6. Eddie Tigner, “Route 66.” Now this is some real cool, smooth music! Makes you want to get out on the road in a convertible and drive ole Route 66 to L.A. again. I’ve known this song since the late forties, a Nat King Cole record my parents had and played a lot at house parties along with other great music of that era.

7. Captain Luke, “Old Black Buck,” featuring Cool John Ferguson. The absolutely amazing coffee-and-deep-molasses voice of Captain Luke and the beautifully country-picked guitar of Cool John breathe new life and nuance into this rural classic. This song is sung in many different traditions in the South, where tales of exceptional animals abound.

8. John Dee Holeman, “Mistreated Blues,” featuring Taj Mahal.
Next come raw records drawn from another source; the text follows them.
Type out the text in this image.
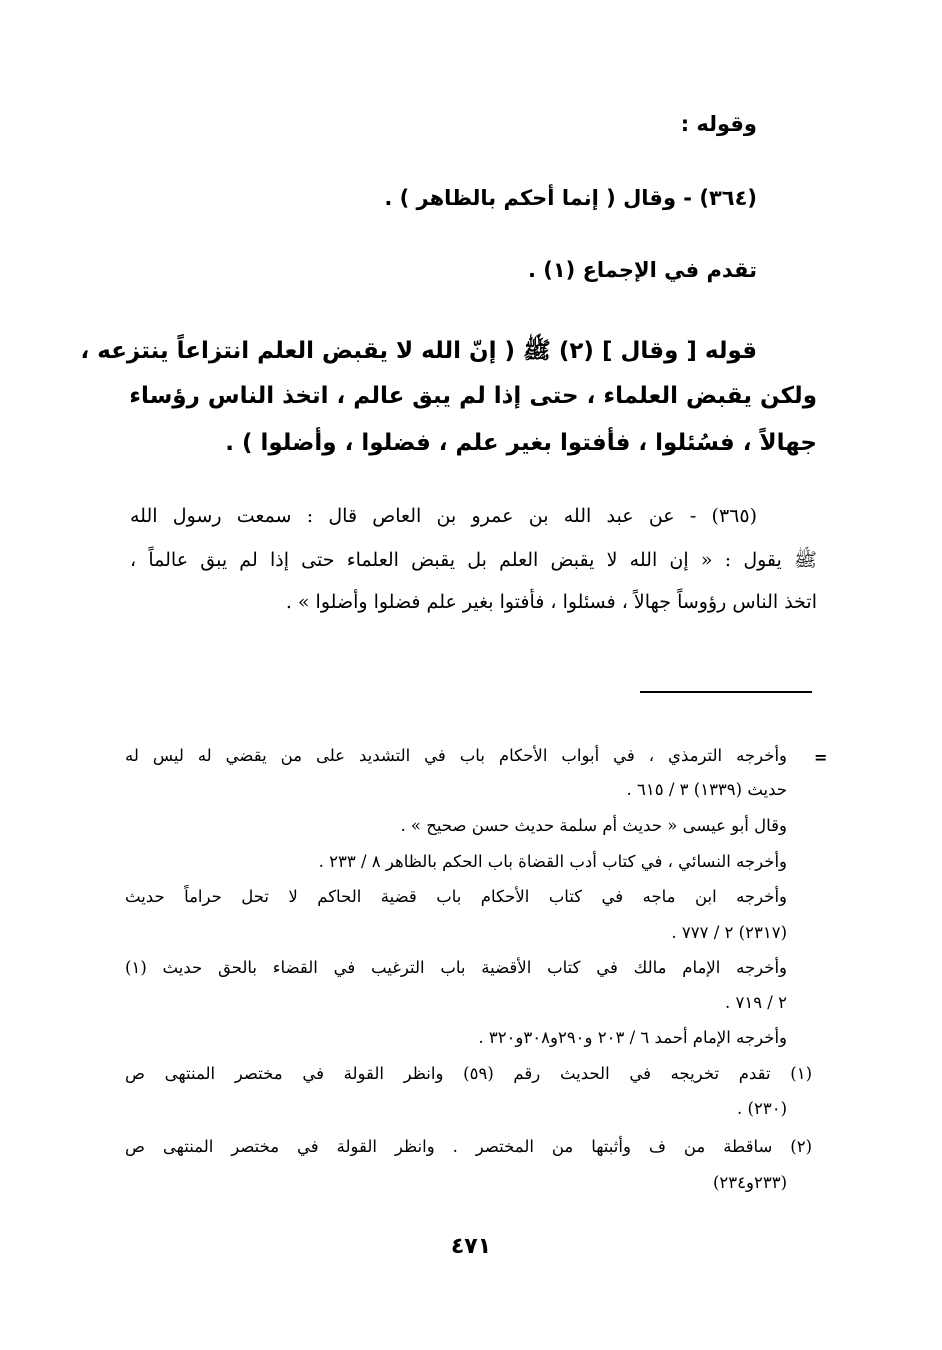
وقوله :
(٣٦٤) - وقال ( إنما أحكم بالظاهر ) .
تقدم في الإجماع (١) .
قوله [ وقال ] (٢) ﷺ ( إنّ الله لا يقبض العلم انتزاعاً ينتزعه ،
ولكن يقبض العلماء ، حتى إذا لم يبق عالم ، اتخذ الناس رؤساء
جهالاً ، فسُئلوا ، فأفتوا بغير علم ، فضلوا ، وأضلوا ) .
(٣٦٥) - عن عبد الله بن عمرو بن العاص قال : سمعت رسول الله
ﷺ يقول : « إن الله لا يقبض العلم بل يقبض العلماء حتى إذا لم يبق عالماً ،
اتخذ الناس رؤوساً جهالاً ، فسئلوا ، فأفتوا بغير علم فضلوا وأضلوا » .
=
وأخرجه الترمذي ، في أبواب الأحكام باب في التشديد على من يقضي له ليس له
حديث (١٣٣٩) ٣ / ٦١٥ .
وقال أبو عيسى « حديث أم سلمة حديث حسن صحيح » .
وأخرجه النسائي ، في كتاب أدب القضاة باب الحكم بالظاهر ٨ / ٢٣٣ .
وأخرجه ابن ماجه في كتاب الأحكام باب قضية الحاكم لا تحل حراماً حديث
(٢٣١٧) ٢ / ٧٧٧ .
وأخرجه الإمام مالك في كتاب الأقضية باب الترغيب في القضاء بالحق حديث (١)
٢ / ٧١٩ .
وأخرجه الإمام أحمد ٦ / ٢٠٣ و٢٩٠و٣٠٨و٣٢٠ .
(١) تقدم تخريجه في الحديث رقم (٥٩) وانظر القولة في مختصر المنتهى ص
(٢٣٠) .
(٢) ساقطة من ف وأثبتها من المختصر . وانظر القولة في مختصر المنتهى ص
(٢٣٣و٢٣٤)
٤٧١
John Dee hails from Louisburg, North Carolina, where my late friend and first and only guitar teacher came from. Upon meeting John Dee and playing with him for the first time, I remarked that he played just like my guitar teacher Lynwood Perry, from Louisburg. He said, “I’m from Louisburg!” We’ve been fast friends and musical pals ever since.

9. Neal (Big Daddy) Pattman, “Catfish Blues,” featuring Taj Mahal and Cootie Stark. A Mississippi Delta classic that made its way through the South, bluesman by bluesman, and into countless repertoires. Here Pattman gives us a soulful reading, as if we are being pulled downstream by the big river itself.